Interest-bearing wealth in a mature capitalist social system is ultimately and primarily founded on the exploitation of both living and dead labour, and nature.

"Also, if wealth is inherited, does the person who actually inherits it automatically become a capitalist, maybe to increase his/her wealth etc."

I would say no, not automatically, because "capitalism" describes a system of social institutions in which the capitalist, whether industrial or financial, plays an institutional role in reproducing the system. Those who inherit enough wealth to never have to work and live off interest from savings are largely playing a parasitic role. However insofar as their wealth is invested in the credit system they are part of the system of capitalist exploitation. Capitalist wealth is not created out of thin air. It is ultimately based on the contractual exploition of wage labourers, and ignorant and neglectful attitudes towards the earth's metabolism. There are indeed exceptions- certainly including the traces of institutions from past epochs based on feudal and other forms of exploitation.

"Is it possible that high levels of wealth can be created without exploitation of any kind, either light exploitation or extreme."

High levels of wealth? How? If it is by winning a lottery you can hardly say that the person "gained" or "earned" the wealth. Is it just? - or merely fortunate? In a system of private property someone's lottery winning can always be translated to disproportionate social power. High degrees of inequality undermine all norms of reciprocity and social solidarity, including democracy.
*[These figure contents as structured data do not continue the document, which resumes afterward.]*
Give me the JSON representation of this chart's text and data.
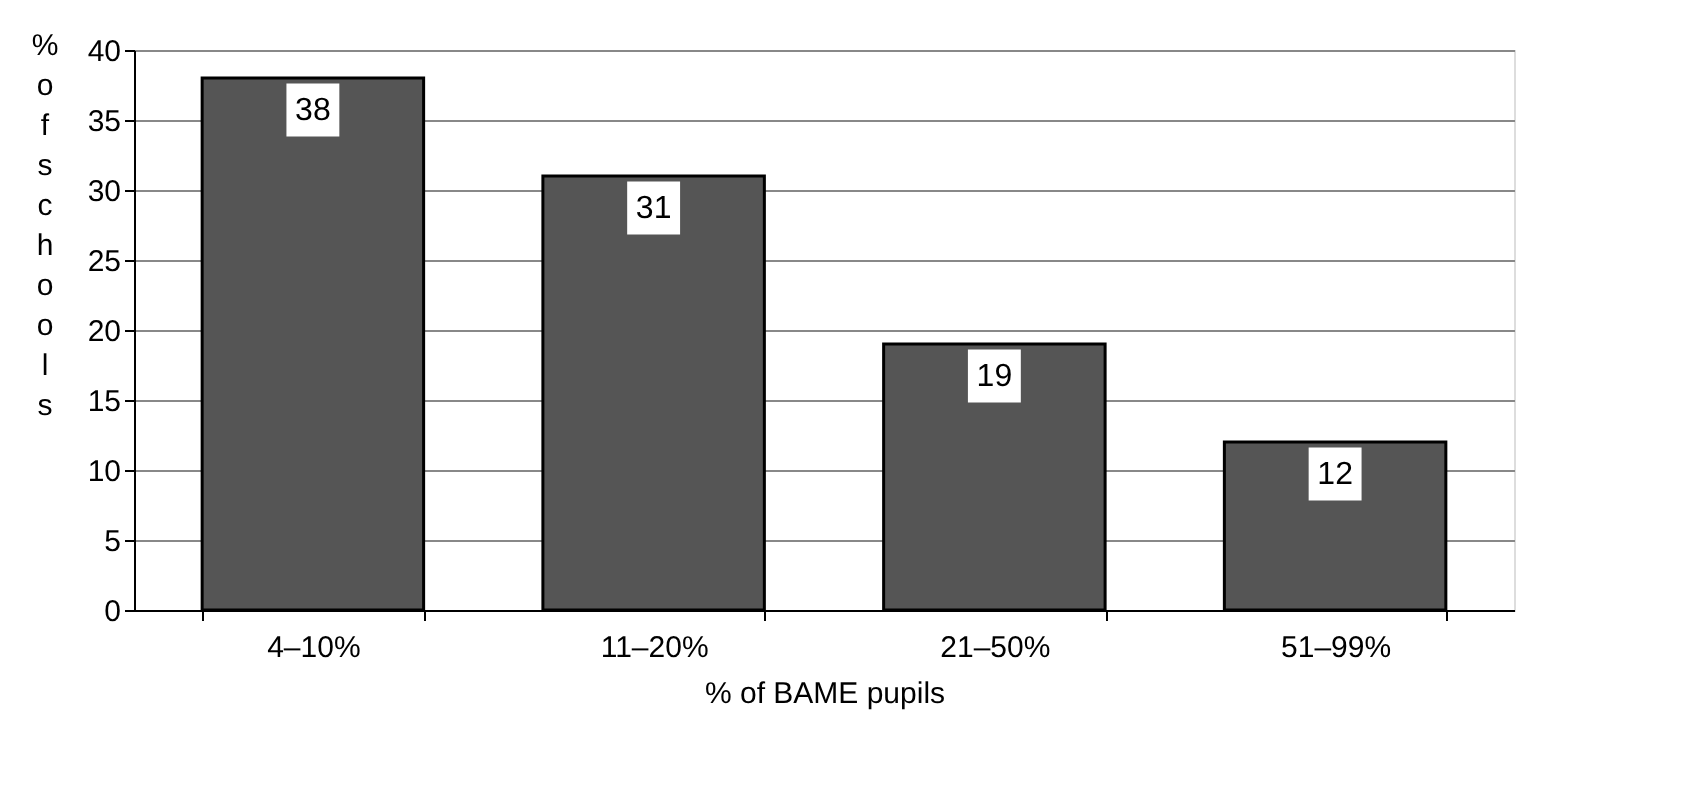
{
  "chart_data": {
    "type": "bar",
    "xlabel": "% of BAME pupils",
    "ylabel": "% of schools",
    "categories": [
      "4–10%",
      "11–20%",
      "21–50%",
      "51–99%"
    ],
    "values": [
      38,
      31,
      19,
      12
    ],
    "color": "#555555",
    "ylim": [
      0,
      40
    ],
    "yticks": [
      0,
      5,
      10,
      15,
      20,
      25,
      30,
      35,
      40
    ],
    "grid": "y",
    "data_labels": true
  }
}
A non-exploitative society is an - "association, in which the free development of each is the condition for the free development of all" - as a particularly acute observer once wrote.

RebelDog
28th October 2006, 06:54
Do all capitalists gain their wealth through exploitation of other people?
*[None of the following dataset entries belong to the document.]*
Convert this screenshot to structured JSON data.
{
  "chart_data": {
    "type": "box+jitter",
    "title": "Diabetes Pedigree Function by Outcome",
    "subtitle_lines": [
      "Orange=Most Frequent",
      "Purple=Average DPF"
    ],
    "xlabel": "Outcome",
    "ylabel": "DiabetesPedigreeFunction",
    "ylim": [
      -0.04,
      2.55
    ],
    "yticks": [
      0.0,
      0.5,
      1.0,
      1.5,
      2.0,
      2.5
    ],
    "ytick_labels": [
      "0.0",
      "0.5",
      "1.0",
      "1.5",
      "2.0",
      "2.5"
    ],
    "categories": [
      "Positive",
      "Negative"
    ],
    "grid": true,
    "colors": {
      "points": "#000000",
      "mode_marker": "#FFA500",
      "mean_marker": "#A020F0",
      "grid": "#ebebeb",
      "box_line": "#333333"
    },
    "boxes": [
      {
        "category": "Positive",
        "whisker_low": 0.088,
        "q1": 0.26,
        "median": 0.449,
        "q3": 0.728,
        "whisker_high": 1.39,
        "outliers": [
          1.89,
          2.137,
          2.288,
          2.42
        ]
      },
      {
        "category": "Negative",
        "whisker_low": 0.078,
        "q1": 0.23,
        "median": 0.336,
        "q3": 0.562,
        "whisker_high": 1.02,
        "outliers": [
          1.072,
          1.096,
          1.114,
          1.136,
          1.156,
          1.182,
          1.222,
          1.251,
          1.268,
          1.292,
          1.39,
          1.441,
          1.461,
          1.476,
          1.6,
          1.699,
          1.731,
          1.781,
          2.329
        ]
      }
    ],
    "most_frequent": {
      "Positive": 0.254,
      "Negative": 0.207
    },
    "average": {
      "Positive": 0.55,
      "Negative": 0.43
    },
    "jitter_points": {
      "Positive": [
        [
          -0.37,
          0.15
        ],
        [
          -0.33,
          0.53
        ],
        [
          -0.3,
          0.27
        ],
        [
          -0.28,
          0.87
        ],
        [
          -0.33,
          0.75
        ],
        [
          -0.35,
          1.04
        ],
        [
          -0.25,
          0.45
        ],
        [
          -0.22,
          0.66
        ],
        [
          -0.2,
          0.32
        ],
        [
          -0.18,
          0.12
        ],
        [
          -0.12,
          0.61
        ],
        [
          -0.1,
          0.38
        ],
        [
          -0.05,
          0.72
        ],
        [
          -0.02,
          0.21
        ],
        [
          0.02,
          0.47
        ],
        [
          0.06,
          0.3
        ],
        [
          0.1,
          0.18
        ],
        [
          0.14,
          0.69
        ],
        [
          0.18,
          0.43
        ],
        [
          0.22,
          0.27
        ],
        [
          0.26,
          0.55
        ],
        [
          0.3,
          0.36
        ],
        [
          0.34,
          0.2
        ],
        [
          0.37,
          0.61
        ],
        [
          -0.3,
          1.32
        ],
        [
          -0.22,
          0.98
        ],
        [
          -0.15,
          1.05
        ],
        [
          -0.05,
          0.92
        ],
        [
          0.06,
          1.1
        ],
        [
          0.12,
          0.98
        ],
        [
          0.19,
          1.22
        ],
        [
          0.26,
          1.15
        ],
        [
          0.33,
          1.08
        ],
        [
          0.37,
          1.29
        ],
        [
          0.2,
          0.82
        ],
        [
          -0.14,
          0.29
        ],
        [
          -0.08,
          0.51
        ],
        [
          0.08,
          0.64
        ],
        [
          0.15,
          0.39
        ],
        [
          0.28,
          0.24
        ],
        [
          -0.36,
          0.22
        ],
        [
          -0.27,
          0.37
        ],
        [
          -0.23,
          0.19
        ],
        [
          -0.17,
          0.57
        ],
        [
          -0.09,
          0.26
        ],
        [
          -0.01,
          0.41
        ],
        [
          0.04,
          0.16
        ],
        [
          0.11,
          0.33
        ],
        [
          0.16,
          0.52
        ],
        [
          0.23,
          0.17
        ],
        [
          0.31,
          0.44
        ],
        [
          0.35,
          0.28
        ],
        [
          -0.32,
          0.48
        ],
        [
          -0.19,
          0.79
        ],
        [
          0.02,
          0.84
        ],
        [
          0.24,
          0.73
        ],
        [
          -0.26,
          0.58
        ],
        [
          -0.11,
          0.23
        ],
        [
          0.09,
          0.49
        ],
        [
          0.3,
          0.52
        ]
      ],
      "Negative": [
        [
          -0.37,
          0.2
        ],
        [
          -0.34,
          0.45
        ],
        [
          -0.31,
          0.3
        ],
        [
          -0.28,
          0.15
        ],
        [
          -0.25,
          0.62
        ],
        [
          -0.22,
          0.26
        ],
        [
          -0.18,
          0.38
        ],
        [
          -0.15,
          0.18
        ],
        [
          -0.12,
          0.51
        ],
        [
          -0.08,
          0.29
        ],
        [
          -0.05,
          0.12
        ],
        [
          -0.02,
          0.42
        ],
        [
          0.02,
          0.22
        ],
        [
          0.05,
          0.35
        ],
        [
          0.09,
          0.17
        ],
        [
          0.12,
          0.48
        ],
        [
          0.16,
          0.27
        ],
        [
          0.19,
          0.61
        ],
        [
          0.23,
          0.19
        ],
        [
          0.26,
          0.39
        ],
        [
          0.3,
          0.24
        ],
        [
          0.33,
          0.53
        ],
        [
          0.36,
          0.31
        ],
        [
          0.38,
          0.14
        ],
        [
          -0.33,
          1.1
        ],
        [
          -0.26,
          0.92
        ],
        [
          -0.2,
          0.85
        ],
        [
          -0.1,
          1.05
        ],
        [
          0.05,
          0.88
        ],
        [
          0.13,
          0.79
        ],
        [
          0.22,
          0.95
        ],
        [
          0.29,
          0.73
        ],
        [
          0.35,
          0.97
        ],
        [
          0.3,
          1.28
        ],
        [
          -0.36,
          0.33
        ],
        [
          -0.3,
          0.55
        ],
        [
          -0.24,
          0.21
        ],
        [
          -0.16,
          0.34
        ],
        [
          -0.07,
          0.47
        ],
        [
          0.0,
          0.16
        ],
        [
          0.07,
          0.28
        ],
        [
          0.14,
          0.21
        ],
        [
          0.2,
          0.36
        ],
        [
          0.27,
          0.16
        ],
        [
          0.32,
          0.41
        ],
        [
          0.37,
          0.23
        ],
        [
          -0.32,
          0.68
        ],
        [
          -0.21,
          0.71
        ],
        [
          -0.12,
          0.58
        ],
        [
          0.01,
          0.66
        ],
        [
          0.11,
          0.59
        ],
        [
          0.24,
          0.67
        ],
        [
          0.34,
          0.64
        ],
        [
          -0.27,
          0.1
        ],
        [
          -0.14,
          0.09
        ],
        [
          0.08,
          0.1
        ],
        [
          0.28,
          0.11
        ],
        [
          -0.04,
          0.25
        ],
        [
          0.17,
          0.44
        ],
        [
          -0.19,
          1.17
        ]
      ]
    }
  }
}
No, some people work for themselves and keep all the profit for themselves (petty bourgeois)


Also, if wealth is inherited, does the person who actually inherits it automatically become a capitalist, maybe to increase his/her wealth etc.


No different people will always do different things with the money. If they take the money and use it to exploit workers then they are a capitalist. If they do not use the money it does not mean their hands are clean as their wealth was still gained through exploitation of the working class. Capital is dead labour as Marx said.
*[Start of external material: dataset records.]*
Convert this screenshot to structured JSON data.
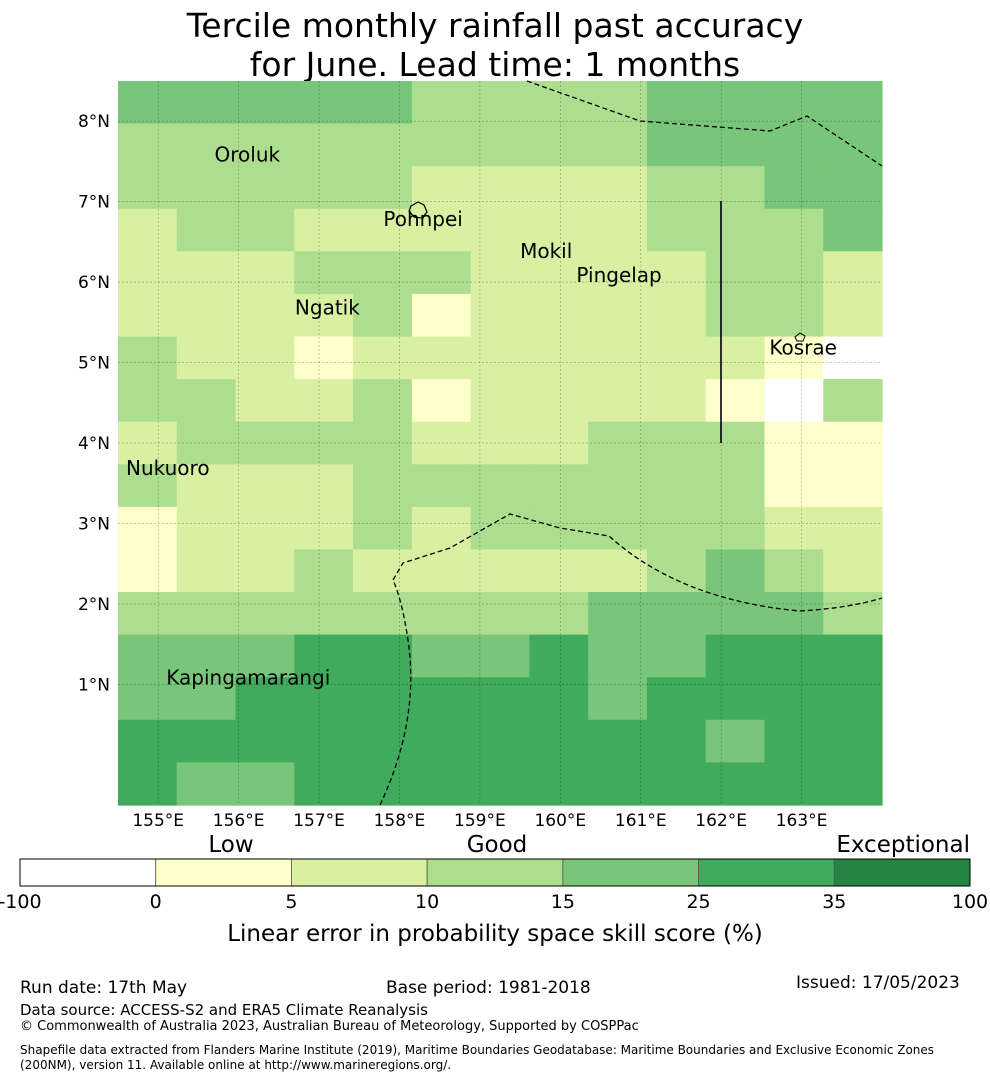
{
  "title_line1": "Tercile monthly rainfall past accuracy",
  "title_line2": "for June. Lead time: 1 months",
  "map": {
    "lon_range": [
      154.5,
      164.0
    ],
    "lat_range": [
      -0.5,
      8.5
    ],
    "lon_ticks": [
      155,
      156,
      157,
      158,
      159,
      160,
      161,
      162,
      163
    ],
    "lon_tick_labels": [
      "155°E",
      "156°E",
      "157°E",
      "158°E",
      "159°E",
      "160°E",
      "161°E",
      "162°E",
      "163°E"
    ],
    "lat_ticks": [
      1,
      2,
      3,
      4,
      5,
      6,
      7,
      8
    ],
    "lat_tick_labels": [
      "1°N",
      "2°N",
      "3°N",
      "4°N",
      "5°N",
      "6°N",
      "7°N",
      "8°N"
    ],
    "places": [
      {
        "name": "Oroluk",
        "lon": 155.7,
        "lat": 7.5
      },
      {
        "name": "Pohnpei",
        "lon": 157.8,
        "lat": 6.7
      },
      {
        "name": "Mokil",
        "lon": 159.5,
        "lat": 6.3
      },
      {
        "name": "Pingelap",
        "lon": 160.2,
        "lat": 6.0
      },
      {
        "name": "Ngatik",
        "lon": 156.7,
        "lat": 5.6
      },
      {
        "name": "Kosrae",
        "lon": 162.6,
        "lat": 5.1
      },
      {
        "name": "Nukuoro",
        "lon": 154.6,
        "lat": 3.6
      },
      {
        "name": "Kapingamarangi",
        "lon": 155.1,
        "lat": 1.0
      }
    ],
    "grid_levels": [
      "4444433334444",
      "3333333334444",
      "3333322223344",
      "2332222223334",
      "2223332222332",
      "2222312222332",
      "3221222222210",
      "3322312222103",
      "2333322233311",
      "3222333333311",
      "1222323333322",
      "1223222223432",
      "3333333344443",
      "4445544544555",
      "4455555545555",
      "5555555555455",
      "5445555555555"
    ]
  },
  "colorbar": {
    "top_labels": [
      "Low",
      "Good",
      "Exceptional"
    ],
    "tick_labels": [
      "-100",
      "0",
      "5",
      "10",
      "15",
      "25",
      "35",
      "100"
    ],
    "colors": [
      "#ffffff",
      "#ffffcc",
      "#d9f0a3",
      "#addd8e",
      "#78c679",
      "#41ab5d",
      "#238443"
    ],
    "xlabel": "Linear error in probability space skill score (%)"
  },
  "footer": {
    "run_date": "Run date: 17th May",
    "base_period": "Base period: 1981-2018",
    "issued": "Issued: 17/05/2023",
    "data_source": "Data source: ACCESS-S2 and ERA5 Climate Reanalysis",
    "copyright": "© Commonwealth of Australia 2023, Australian Bureau of Meteorology, Supported by COSPPac",
    "shapefile": "Shapefile data extracted from Flanders Marine Institute (2019), Maritime Boundaries Geodatabase: Maritime Boundaries and Exclusive Economic Zones (200NM), version 11. Available online at http://www.marineregions.org/."
  }
}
Is it possible that high levels of wealth can be created without exploitation of any kind, either light exploitation or extreme.

Labour creates wealth. All things are worthless until the worker takes it from the ground, sorts it, shapes it, forges it etc. Also where would the market be if the worker in turn did not consume. It would not be exploitation if each had an equal share in what was being produced.


This might be a naive thread, but any help with this query would be helpful.

A very pertinent set of questions that I'm sure Marx must have asked himself at some point.

Nex
28th October 2006, 16:59
On a side note the lottery is an egregious system of exploitation.

Ricardo
29th October 2006, 02:14
Originally posted by [email protected] 26, 2006 06:43 pm
Ricardo, are you saying this is the only way that people can become rich without exploiting people whatsoever? You didn't elaborate on the question the thread presented.
No, I didn't mean this is the only way one can get rich without exploiting people, I was just saying that you aren't exploiting anybody if you hit the lottery.

Nex
29th October 2006, 10:12
But you are supporting and encouraging a system of exploitation by playing the lottery which is really just as bad. The wealthy capitalists do not play the lottery they make money off the workers that play the lottery. Every worker that wins the lottery speads false hope to others that they might escape their life through the same means, and thus encourages the vicious cycle.